A low supply of soybeans from North and South America is causing a cooking oil shortage in Korea that’s expected to continue through this month.

Soybean oil is the oldest form of cooking oil used in Korea and still the most dominant kind used in restaurants because of its low cost. The soybean shortage, which has been ongoing for months, has raised the price of oil derived from the seed and dealt a critical blow to restaurants that usually buy their supply in 18-liter (5-gallon) cartons meant for business use.

The soybeans used to make oil mainly come from Argentina, Brazil and the United States. Last year, Argentina, the world’s third-largest supplier of beans, was hit by its worst flooding in decades. As Argentine bean prices soared, it became difficult for Korean companies to import soybeans and crude oil from Brazil and the United States due to increased global demand.

In response, Korean manufacturers of soybean oil began raising the price of their refined cooking oil, and some even stopped producing oil for business use. Daesang and Dongwon both suspended production of cooking oil for business use in December.

CJ CheilJedang, the top cooking oil manufacturer in terms of market share, plans to raise prices by 7 to 8 percent this month. The company buys soybeans and extracts their own crude oil, unlike most of its competitors who import crude. “Soybeans cost $395 per ton during last year’s third quarter, but they suddenly soared to $445 per ton in the fourth quarter,” said Lee Eun-young, a director at CJ CheilJedang. “Manufacturing costs went up 18 percent as a stronger dollar added to already high bean prices.”

The supply of crude soybean oil from the United States has increased this month, but the refined products have yet to reach the market, as the process of turning crude oil into cooking oil takes time. As a result, the supply issue on the restaurant end might not be sorted out within the month.

The small portion of crude soybean oil from Argentina that eventually did reach Korea is inferior in quality compared to previous years. The cooking oil that can be made from the same amount of soybeans has gone down 10 percent. Some beans had to be refined multiple times instead of once. This longer process led Korean manufacturers to raise the prices of cooking oil cartons used by businesses. Ottogi and Lotte Foods each recently raised their prices by 9 percent. In the wholesale market, 18-liter cooking oil cartons, which went for 24,000 won ($20), saw their price go up 12 percent to 27,000 won.
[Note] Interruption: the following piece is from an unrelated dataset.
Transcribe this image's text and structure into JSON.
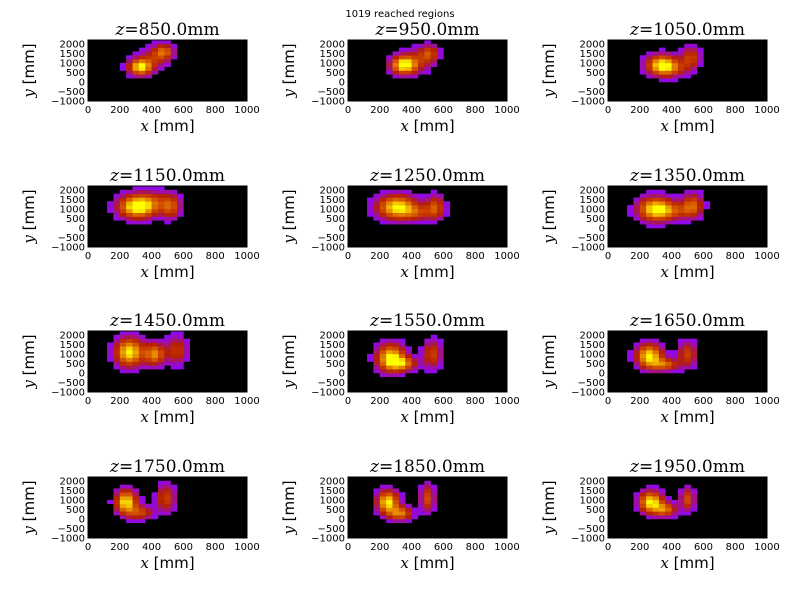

General consumers, though, are not likely to see much effect. “The most popular type of cooking oil for households is made of canola seeds, not soybeans, so there’s no immediate effect yet,” a source working in the food industry said. “But in the long term, cooking oil price hikes will eventually reach general consumers if the cheapest cooking oil product in the market [soybean oil] continues to get more expensive.”

The industry’s guess is that the cooking oil shortage will subside by early February, when products made from North American beans reach the market. Bean imports from Argentina will also increase next month. Daesang this month began importing crude soybean oil again after cutting its supply in October, said Park Chul-hong, a manager at the company.

Major fried chicken franchises like BBQ, Kyochon Chicken and BHC were able to avoid repercussions from the price increases by using other types of cooking oil like olive, canola and sunflower oil.

“We weren’t affected by the soybean oil shortage because we use olive oil only,” said Kwak Sung-kwon, a senior director at BBQ.